Il rapporto del Codesa sostiene che “da quando il Marocco ha violato l’accordo di cessate il fuoco nel novembre 2020, la repressione e le violazioni dei diritti umani all’interno delle città del Sahara occidentale sono aumentate drasticamente”. Una situazione che, secondo gli stessi attivisti, sottolinea l’incapacità della comunità internazionale e dell’Onu ad adottare misure efficaci per “completare il processo di decolonizzazione promesso dal 1991 sulla base del diritto all’autodeterminazione sancito dal diritto internazionale”.

Secondo il rapporto, riferisce il sito filo sahrawi Ecsaharaui, il Marocco ha effettuato almeno 20 esecuzioni extragiudiziali e arrestato illegalmente almeno 121 cittadini sahrawi nel periodo compreso tra settembre 2020 e dicembre 2021. “Diversi attacchi effettuati dalle forze di occupazione in diverse parti del Sahara occidentale occupate nello stesso periodo hanno causato gravi lesioni fisiche e deformità in 264 persone. Le forze di occupazione marocchine hanno inoltre imposto punizioni collettive effettuando almeno 139 sgomberi nelle case di attivisti sahrawi”.

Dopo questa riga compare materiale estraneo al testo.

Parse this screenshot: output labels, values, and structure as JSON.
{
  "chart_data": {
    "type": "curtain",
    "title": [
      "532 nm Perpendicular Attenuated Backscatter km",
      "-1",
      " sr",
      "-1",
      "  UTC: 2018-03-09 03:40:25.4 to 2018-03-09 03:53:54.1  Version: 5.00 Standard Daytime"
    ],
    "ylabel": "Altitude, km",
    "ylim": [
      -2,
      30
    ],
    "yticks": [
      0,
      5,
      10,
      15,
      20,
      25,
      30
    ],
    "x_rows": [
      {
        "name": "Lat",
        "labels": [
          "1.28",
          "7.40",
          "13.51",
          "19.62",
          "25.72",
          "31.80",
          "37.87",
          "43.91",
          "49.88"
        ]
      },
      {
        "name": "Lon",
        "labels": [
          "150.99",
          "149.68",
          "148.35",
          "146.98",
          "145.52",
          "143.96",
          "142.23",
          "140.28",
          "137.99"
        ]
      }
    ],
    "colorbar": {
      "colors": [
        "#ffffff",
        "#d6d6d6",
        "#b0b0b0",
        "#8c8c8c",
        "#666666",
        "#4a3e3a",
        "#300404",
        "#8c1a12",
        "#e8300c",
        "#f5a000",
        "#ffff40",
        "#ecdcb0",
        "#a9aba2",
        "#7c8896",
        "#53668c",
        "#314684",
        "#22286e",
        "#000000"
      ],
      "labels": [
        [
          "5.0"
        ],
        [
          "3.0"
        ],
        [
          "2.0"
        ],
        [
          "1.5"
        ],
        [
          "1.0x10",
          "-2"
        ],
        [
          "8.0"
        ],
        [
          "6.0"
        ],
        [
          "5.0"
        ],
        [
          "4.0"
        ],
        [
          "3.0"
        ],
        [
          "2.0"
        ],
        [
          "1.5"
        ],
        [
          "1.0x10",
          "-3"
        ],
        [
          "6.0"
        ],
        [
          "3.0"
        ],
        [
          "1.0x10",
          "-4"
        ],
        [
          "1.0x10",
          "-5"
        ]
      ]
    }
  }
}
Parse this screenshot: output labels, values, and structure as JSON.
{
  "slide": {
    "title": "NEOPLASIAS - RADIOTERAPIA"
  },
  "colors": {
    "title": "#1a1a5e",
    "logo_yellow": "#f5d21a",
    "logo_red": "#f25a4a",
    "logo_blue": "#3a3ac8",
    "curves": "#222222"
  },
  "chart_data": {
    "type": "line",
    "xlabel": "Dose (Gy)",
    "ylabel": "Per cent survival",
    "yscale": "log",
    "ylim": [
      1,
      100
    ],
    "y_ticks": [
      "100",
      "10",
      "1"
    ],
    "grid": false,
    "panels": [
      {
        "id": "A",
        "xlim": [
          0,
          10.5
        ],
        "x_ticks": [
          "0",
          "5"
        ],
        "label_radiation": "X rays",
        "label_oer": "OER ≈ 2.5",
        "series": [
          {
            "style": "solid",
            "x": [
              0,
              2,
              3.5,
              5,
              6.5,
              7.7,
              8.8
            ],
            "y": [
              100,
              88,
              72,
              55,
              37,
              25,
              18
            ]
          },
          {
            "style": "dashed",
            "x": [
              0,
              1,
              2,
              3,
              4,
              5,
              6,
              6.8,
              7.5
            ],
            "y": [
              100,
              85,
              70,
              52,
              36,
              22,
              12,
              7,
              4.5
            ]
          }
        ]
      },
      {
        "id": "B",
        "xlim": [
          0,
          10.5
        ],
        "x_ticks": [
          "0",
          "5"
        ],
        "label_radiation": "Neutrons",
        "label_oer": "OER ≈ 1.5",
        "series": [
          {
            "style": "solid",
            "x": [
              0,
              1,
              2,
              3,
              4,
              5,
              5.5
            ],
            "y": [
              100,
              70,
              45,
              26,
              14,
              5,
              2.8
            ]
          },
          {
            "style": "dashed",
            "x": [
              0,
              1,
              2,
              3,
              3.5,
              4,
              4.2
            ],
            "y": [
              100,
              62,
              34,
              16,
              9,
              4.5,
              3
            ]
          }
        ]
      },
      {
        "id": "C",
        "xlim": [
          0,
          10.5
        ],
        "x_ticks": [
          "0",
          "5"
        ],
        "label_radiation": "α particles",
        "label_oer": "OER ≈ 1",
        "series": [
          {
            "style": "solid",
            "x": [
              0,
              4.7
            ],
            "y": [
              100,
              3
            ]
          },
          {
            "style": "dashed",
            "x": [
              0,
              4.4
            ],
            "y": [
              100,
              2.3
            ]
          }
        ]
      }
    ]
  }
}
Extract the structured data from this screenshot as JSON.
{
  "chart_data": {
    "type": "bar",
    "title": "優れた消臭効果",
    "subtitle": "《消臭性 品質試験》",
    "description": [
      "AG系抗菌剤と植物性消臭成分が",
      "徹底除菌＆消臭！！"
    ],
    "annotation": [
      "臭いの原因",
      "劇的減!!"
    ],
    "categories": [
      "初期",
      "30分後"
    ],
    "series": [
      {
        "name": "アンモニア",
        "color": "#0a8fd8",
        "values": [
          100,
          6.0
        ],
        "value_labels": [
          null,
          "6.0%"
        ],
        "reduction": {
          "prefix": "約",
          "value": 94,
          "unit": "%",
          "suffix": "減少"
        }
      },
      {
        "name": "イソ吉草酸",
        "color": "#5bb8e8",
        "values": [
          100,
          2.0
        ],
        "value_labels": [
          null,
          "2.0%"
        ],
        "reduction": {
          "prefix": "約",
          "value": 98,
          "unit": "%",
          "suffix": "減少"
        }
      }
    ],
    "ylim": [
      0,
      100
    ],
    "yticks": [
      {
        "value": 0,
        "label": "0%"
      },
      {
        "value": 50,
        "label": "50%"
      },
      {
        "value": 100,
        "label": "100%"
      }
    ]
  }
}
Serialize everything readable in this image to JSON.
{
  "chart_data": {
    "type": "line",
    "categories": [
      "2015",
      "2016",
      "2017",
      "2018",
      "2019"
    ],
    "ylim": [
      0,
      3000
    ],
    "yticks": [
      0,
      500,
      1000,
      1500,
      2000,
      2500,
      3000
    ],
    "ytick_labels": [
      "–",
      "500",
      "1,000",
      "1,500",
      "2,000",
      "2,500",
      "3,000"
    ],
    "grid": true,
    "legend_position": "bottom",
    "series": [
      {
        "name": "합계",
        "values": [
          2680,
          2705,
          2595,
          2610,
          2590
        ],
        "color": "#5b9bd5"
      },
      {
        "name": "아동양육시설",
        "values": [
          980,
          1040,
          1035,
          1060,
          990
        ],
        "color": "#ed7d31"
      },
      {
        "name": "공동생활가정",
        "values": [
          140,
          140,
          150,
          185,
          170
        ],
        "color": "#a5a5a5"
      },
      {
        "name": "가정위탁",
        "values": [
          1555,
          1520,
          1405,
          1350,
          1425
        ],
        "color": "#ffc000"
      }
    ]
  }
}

Il rapporto, presentato tra l’altro dall’attivista Mahjoub Maliha, denuncia che i prigionieri sahrawi sono soggetti alla costante negazione dei loro diritti fondamentali secondo il diritto internazionale. “Vivono in condizioni difficili e sono soggetti, tra l’altro, a rappresaglie, maltrattamenti e discriminazioni”.

Il rapporto afferma inoltre che i prigionieri politici sahrawi nelle carceri marocchine affrontano negligenza medica, privazione di cibo e condizioni antigieniche. Secondo il Codesa, almeno 59 prigionieri politici sahrawi hanno dovuto ricorrere a scioperi della fame a lungo termine per protestare contro i maltrattamenti all’interno della prigione.

Il rapporto rileva inoltre che, imprigionando detenuti sahrawi a centinaia di chilometri di distanza, l’occupazione marocchina li tiene deliberatamente lontani dalle loro famiglie e dai loro amici come forma di punizione. Secondo il rapporto, quasi l’80 per cento di tutti i prigionieri sahrawi sono detenuti in carceri che distano almeno 320 km o più dalle loro case.

Il Codesa denuncia che le autorità marocchine hanno utilizzato l’”emergenza sanitaria” dichiarata durante la pandemia di Covid-19 come mezzo per aumentare l’oppressione del popolo sahrawi, sia all’interno che all’esterno delle carceri. Sostiene che il Marocco ha impedito agli osservatori stranieri di visitare il Sahara occidentale occupato per nascondere i loro crimini e negare al movimento di autodeterminazione del Sahara il ricorso necessario al contatto globale.

Il rapporto accusa il Marocco di utilizzare la sua occupazione del Sahara occidentale per continuare a depredare il territorio delle risorse e privare i sahrawi dei loro diritti economici. Invita organizzazioni come l’Onu e la Croce Rossa Internazionale ad assumersi le proprie responsabilità “nei confronti del Sahara occidentale come territorio non autonomo sotto occupazione militare in cui si applica il diritto internazionale umanitario”. Il rapporto evidenzia anche la responsabilità della Spagna come potere amministrativo per i crimini delle autorità marocchine.